Al-ahram hebdo : Quel est votre sentiment en recevant le prix de Mérite de l’Etat ?
Sayed Hégab : Je suis très heureux de recevoir finalement un prix en signe de reconnaissance pour ma carrière et mes ouvrages. Je ne reçois ce prix qu’aujourd’hui alors que j’ai plus de 70 ans, parce que j’ai toujours choisi d’être dans l’opposition. Raison pour laquelle le régime de Moubarak n’a jamais pensé à insérer mon nom dans la liste des candidats aux prix de l’Etat. Après la révolution du 25 janvier 2011, la Maison de poésie en Egypte a proposé mon nom, mais le ministre de la Culture du gouvernement des Frères musulmans a décidé de suspendre tous les prix de l’Etat dans toutes les disciplines. Aujourd’hui, le ministère de la Culture a réintroduit cette tradition de remise des prix après le 30 juin 2013. Je considère ce prix comme un triomphe de la volonté du peuple et des intellectuels, ainsi qu’un retour du 25 janvier sur la bonne voie.

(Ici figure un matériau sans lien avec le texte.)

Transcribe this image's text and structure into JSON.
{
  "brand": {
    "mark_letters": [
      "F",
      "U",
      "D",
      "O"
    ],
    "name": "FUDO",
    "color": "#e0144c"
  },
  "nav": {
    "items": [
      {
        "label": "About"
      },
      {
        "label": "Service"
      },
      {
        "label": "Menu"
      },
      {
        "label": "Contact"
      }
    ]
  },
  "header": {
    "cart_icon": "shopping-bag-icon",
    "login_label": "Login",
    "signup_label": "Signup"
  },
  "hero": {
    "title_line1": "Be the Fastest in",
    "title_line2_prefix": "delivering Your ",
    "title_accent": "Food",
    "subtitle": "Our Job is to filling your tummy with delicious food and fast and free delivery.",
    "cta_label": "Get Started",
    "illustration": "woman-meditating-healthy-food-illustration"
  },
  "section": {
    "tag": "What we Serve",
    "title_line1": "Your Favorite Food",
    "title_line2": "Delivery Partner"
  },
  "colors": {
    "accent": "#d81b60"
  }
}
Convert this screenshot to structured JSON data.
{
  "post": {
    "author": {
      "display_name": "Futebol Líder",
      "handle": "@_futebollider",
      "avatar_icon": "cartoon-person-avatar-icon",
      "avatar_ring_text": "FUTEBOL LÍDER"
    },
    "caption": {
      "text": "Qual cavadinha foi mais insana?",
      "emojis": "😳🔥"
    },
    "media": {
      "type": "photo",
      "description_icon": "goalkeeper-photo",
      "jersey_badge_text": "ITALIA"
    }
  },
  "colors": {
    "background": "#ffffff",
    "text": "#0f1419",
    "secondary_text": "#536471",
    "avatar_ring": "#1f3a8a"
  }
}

— Durant votre longue carrière dans le domaine des lettres, qu’est-ce qui vous a le plus influencé ?
— J’ai fait mon entrée dans la vie publique durant les années 1960. La génération des années 1960 était contre les deux idéologies qui dominaient le monde à cette époque (le socialisme et le libéralisme). Cette génération m’a beaucoup influencé parce qu’elle était celle de la révolution. Je dois préciser que je suis né dans un pays qui était sous l’occupation. C’était une génération préoccupée par la justice sociale, les libertés et le savoir. Raison pour laquelle nous étions nombreux à passer d’un parti politique à un autre. Notre génération a payé cher pour faire face à la répression. C’est la génération du grand poète Amal Donqol qui a composé son célèbre poème « Non à la réconciliation ». C’est cette génération qui a poursuivi son combat jusqu’à la révolution du 25 janvier 2011.
— Vous avez mentionné le passage d’un parti politique à un autre. Vous étiez vous-même influencé par les Frères musulmans à l’âge de 14 ans. Que pensez-vous des évolutions qui se sont produites sur la scène politique après le 30 juin ?
— J’ai passé avec eux cinq ans environ. Nous étions à l’époque pour la démocratie quel que soit le prix. J’ai quitté cette confrérie à la recherche de la démocratie. Mais au fil des années, quand je participais aux activités de Kéfaya, il était clair pour moi que les Frères ne sont pas patriotiques. Les Frères travaillent contre les intérêts de notre pays et ceux du peuple. Ils cherchent à fonder un régime religieux et fasciste.
— Vous étiez emprisonné par le régime de Nasser. Comment voyez-vous le fait que la foule a brandi ses photos lors de la révolution de janvier 2011 ?
— J’étais emprisonné à l’époque de Nasser parce que je faisais partie d’une organisation clandestine de gauche. Je dois dire que notre génération considérait Nasser comme un grand leader nationaliste luttant contre la colonisation, mais le régime qu’il a fondé n’était pas démocratique. Alors nous étions avec le peuple pour la démocratie et avec Nasser pour l’indépendance. Les gens qui ont brandi les photos de Nasser recherchent l’indépendance de l’Egypte et la justice sociale, mais n’appellent pas au retour du régime militaire.
— Vous avez écrit des oeuvres pour enfants. Comment cette période vous a-t-elle influencé ?
— Ecrire pour les enfants est très difficile contrairement à ce que pensent certains. Cela exige une bonne connaissance des phases de développement et d’éducation des enfants. Cela a enrichi mes connaissances dans ce domaine.
— Quel sera, selon vous, le rôle des intellectuels et de la culture dans la période à venir en Egypte ?
— Depuis le 25 janvier 2011, les anciennes valeurs enracinant l’ignorance, la superficialité et la superstition ont disparu. Avec les jeunes, nous avons commencé à fonder la culture de la liberté et de l’unité nationale. Je pense que les révolutions du 25 janvier 2011 et du 30 juin 2013 ont créé une révolution culturelle outre la révolution politique et sociale. Les intellectuels doivent continuer ce qu’ils ont commencé dans le but de créer une société aspirant au savoir, au développement, à la justice et aux droits de l’homme.